The association accepts and values several confessions of faith, Robertson said, referencing Article VI of the LRBA Constitution and Bylaws. Included are The Philadelphia Confession of Faith (1742), The New Hampshire Confession of Faith (1833), The Abstract Principles (1859), and “The Baptist Faith and Message Statement of 1925, with revisions in 1963, 1998, and 2000.”
“We encourage each LRBA Baptist congregation to use these confessions of faith as resources to inform and edify Louisville Regional Baptists concerning the basic tenets of our faith,” Article VI reads, “and thus equip us as we seek to fulfill our historic commitment to evangelism, discipleship, missions, education, godly living, and mutual cooperation in bearing a Baptist witness to the world.”
Popham’s appeal will be heard during the June 13 afternoon miscellaneous business session of the annual meeting.

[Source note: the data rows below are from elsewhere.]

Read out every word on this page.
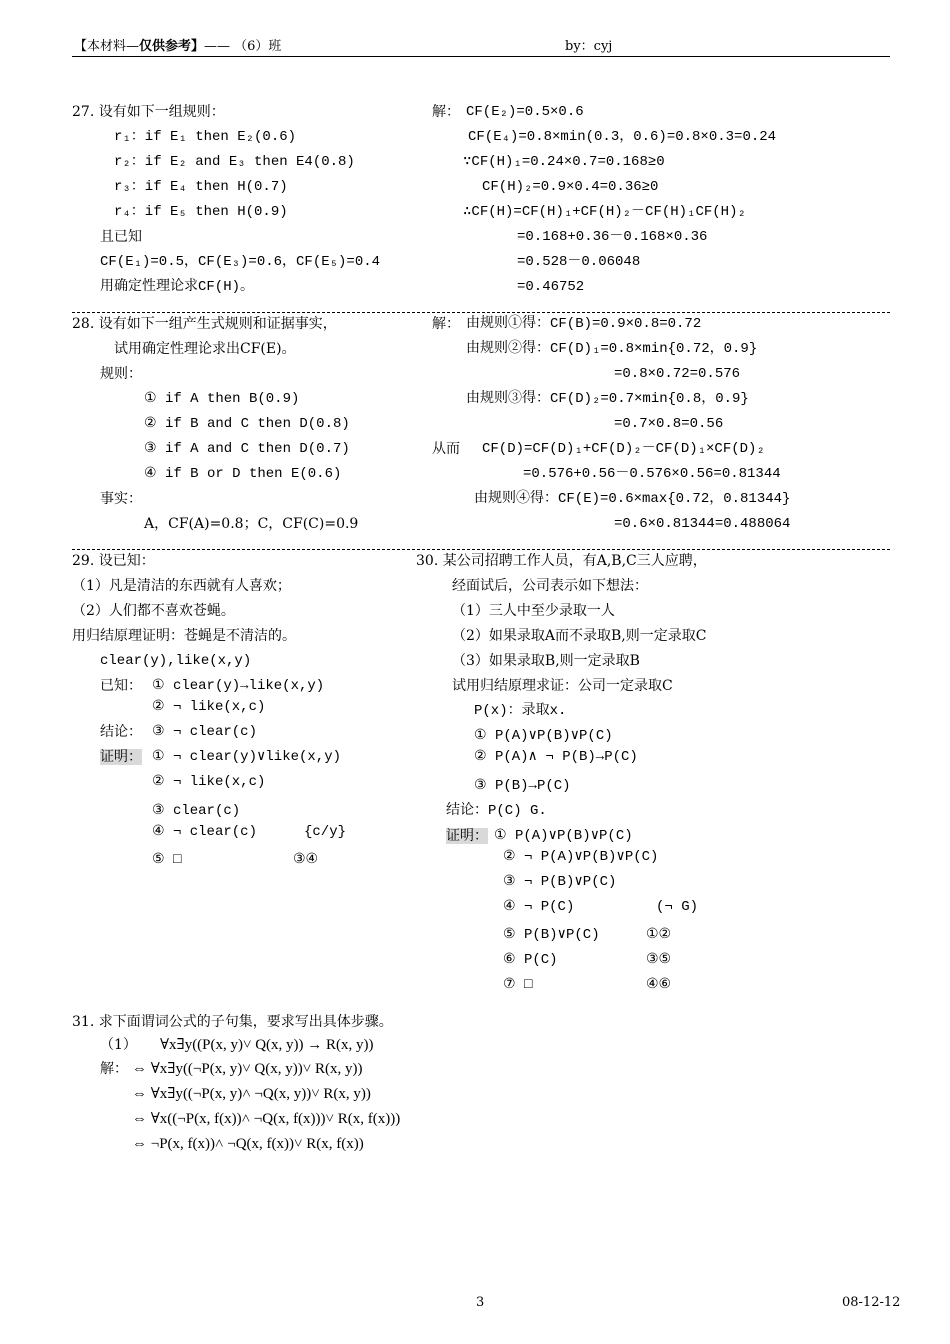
【本材料—仅供参考】—— （6）班	by：cyj
27. 设有如下一组规则：
r₁：if E₁ then E₂(0.6)
r₂：if E₂ and E₃ then E4(0.8)
r₃：if E₄ then H(0.7)
r₄：if E₅ then H(0.9)
且已知
CF(E₁)=0.5，CF(E₃)=0.6，CF(E₅)=0.4
用确定性理论求CF(H)。
解： CF(E₂)=0.5×0.6
CF(E₄)=0.8×min(0.3，0.6)=0.8×0.3=0.24
∵CF(H)₁=0.24×0.7=0.168≥0
CF(H)₂=0.9×0.4=0.36≥0
∴CF(H)=CF(H)₁+CF(H)₂－CF(H)₁CF(H)₂
=0.168+0.36－0.168×0.36
=0.528－0.06048
=0.46752
28. 设有如下一组产生式规则和证据事实，
试用确定性理论求出CF(E)。
规则：
① if A then B(0.9)
② if B and C then D(0.8)
③ if A and C then D(0.7)
④ if B or D then E(0.6)
事实：
A，CF(A)=0.8；C，CF(C)=0.9
解： 由规则①得：CF(B)=0.9×0.8=0.72
由规则②得：CF(D)₁=0.8×min{0.72，0.9}
=0.8×0.72=0.576
由规则③得：CF(D)₂=0.7×min{0.8，0.9}
=0.7×0.8=0.56
从而 CF(D)=CF(D)₁+CF(D)₂－CF(D)₁×CF(D)₂
=0.576+0.56－0.576×0.56=0.81344
由规则④得：CF(E)=0.6×max{0.72，0.81344}
=0.6×0.81344=0.488064
29. 设已知：
（1）凡是清洁的东西就有人喜欢；
（2）人们都不喜欢苍蝇。
用归结原理证明：苍蝇是不清洁的。
clear(y),like(x,y)
已知： ① clear(y)→like(x,y)
② ¬ like(x,c)
结论： ③ ¬ clear(c)
证明： ① ¬ clear(y)∨like(x,y)
② ¬ like(x,c)
③ clear(c)
④ ¬ clear(c)	{c/y}
⑤ □	③④
30. 某公司招聘工作人员，有A,B,C三人应聘，
经面试后，公司表示如下想法：
（1）三人中至少录取一人
（2）如果录取A而不录取B,则一定录取C
（3）如果录取B,则一定录取B
试用归结原理求证：公司一定录取C
P(x)：录取x.
① P(A)∨P(B)∨P(C)
② P(A)∧ ¬ P(B)→P(C)
③ P(B)→P(C)
结论：P(C) G.
证明： ① P(A)∨P(B)∨P(C)
② ¬ P(A)∨P(B)∨P(C)
③ ¬ P(B)∨P(C)
④ ¬ P(C)	(¬ G)
⑤ P(B)∨P(C)	①②
⑥ P(C)	③⑤
⑦ □	④⑥
31. 求下面谓词公式的子句集，要求写出具体步骤。
（1） ∀x∃y((P(x, y)˅ Q(x, y)) → R(x, y))
解： ⇔ ∀x∃y((¬P(x, y)˅ Q(x, y))˅ R(x, y))
⇔ ∀x∃y((¬P(x, y)˄ ¬Q(x, y))˅ R(x, y))
⇔ ∀x((¬P(x, f(x))˄ ¬Q(x, f(x)))˅ R(x, f(x)))
⇔ ¬P(x, f(x))˄ ¬Q(x, f(x))˅ R(x, f(x))
3	08-12-12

She’s appealing, she told Baptist Press, because she enjoys cooperating with sister churches in sharing the Gospel to the ends of the earth, she appreciates the SBC’s evangelistic efforts, and because Fern Creek is a “strong partner” with the Woman’s Missionary Union.
“We want to see Southern Baptists raise up other women to answer God’s call,” Popham said. “We hold fast to the Baptist tenets of the priesthood of the believer and the autonomy of the local church. We think that deeds of darkness need to be exposed.”

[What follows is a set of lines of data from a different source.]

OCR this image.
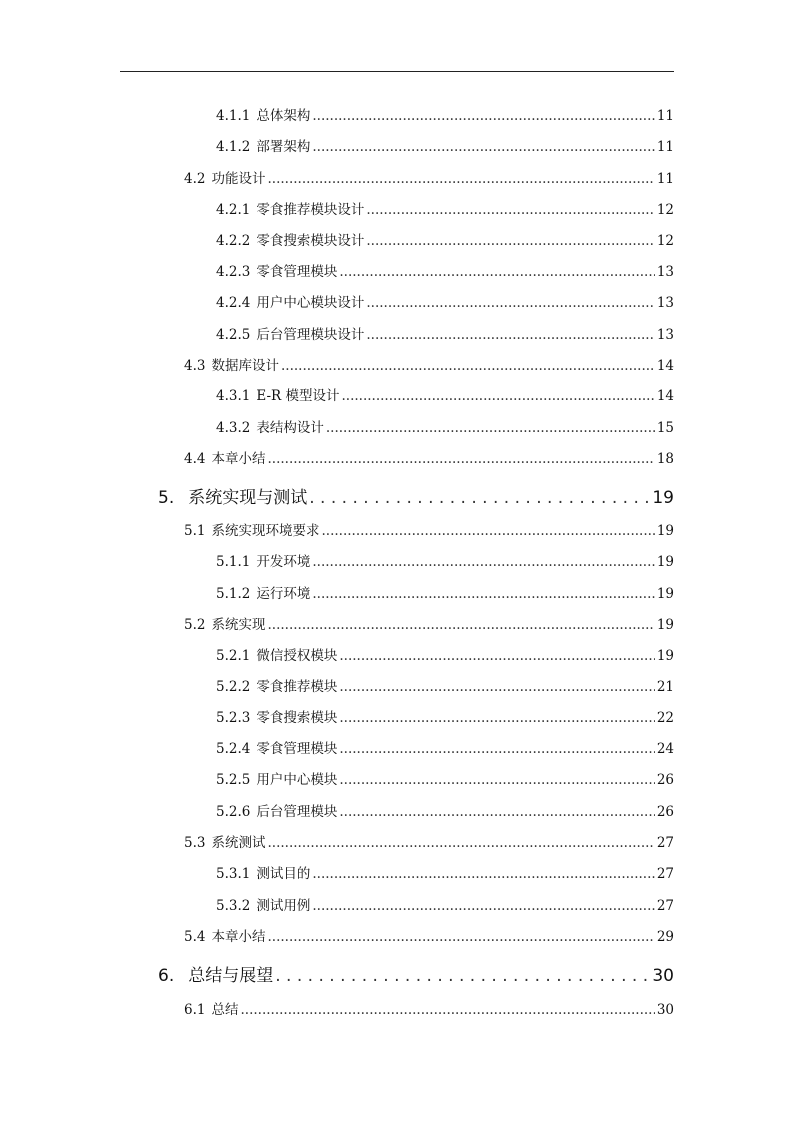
4.1.1 总体架构 .....	11
4.1.2 部署架构 .....	11
4.2 功能设计 .....	11
4.2.1 零食推荐模块设计 .....	12
4.2.2 零食搜索模块设计 .....	12
4.2.3 零食管理模块 .....	13
4.2.4 用户中心模块设计 .....	13
4.2.5 后台管理模块设计 .....	13
4.3 数据库设计 .....	14
4.3.1 E-R 模型设计 .....	14
4.3.2 表结构设计 .....	15
4.4 本章小结 .....	18
5. 系统实现与测试 . . .	19
5.1 系统实现环境要求 .....	19
5.1.1 开发环境 .....	19
5.1.2 运行环境 .....	19
5.2 系统实现 .....	19
5.2.1 微信授权模块 .....	19
5.2.2 零食推荐模块 .....	21
5.2.3 零食搜索模块 .....	22
5.2.4 零食管理模块 .....	24
5.2.5 用户中心模块 .....	26
5.2.6 后台管理模块 .....	26
5.3 系统测试 .....	27
5.3.1 测试目的 .....	27
5.3.2 测试用例 .....	27
5.4 本章小结 .....	29
6. 总结与展望 . . .	30
6.1 总结 .....	30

Popham, 67, has the support of her husband George, who serves as a Fern Creek deacon, Sunday School director and church host in charge of meals.
The pastor experienced mixed emotions when the EC deemed Fern Creek not in friendly cooperation with the SBC.
“It’s like being kicked out of the family,” she said. “On another level, it makes me very angry because I believe this is happening because of deeds done in darkness. I truly do, and I don’t understand them. There’s a missing link in all this, because why now, when we have served faithfully all of these years, extremely involved in our state and our association, a partner in just about anything the state and association do. And why, why us?
“Why Fern Creek Baptist? There are lots of other churches with female senior pastors, I understand,” Popham said. “I certainly don’t want any of them kicked out, but what is it about us? Why were we chosen for such a time as this?”
(EDITOR’S NOTE – Diana Chandler is Baptist Press’ senior writer.)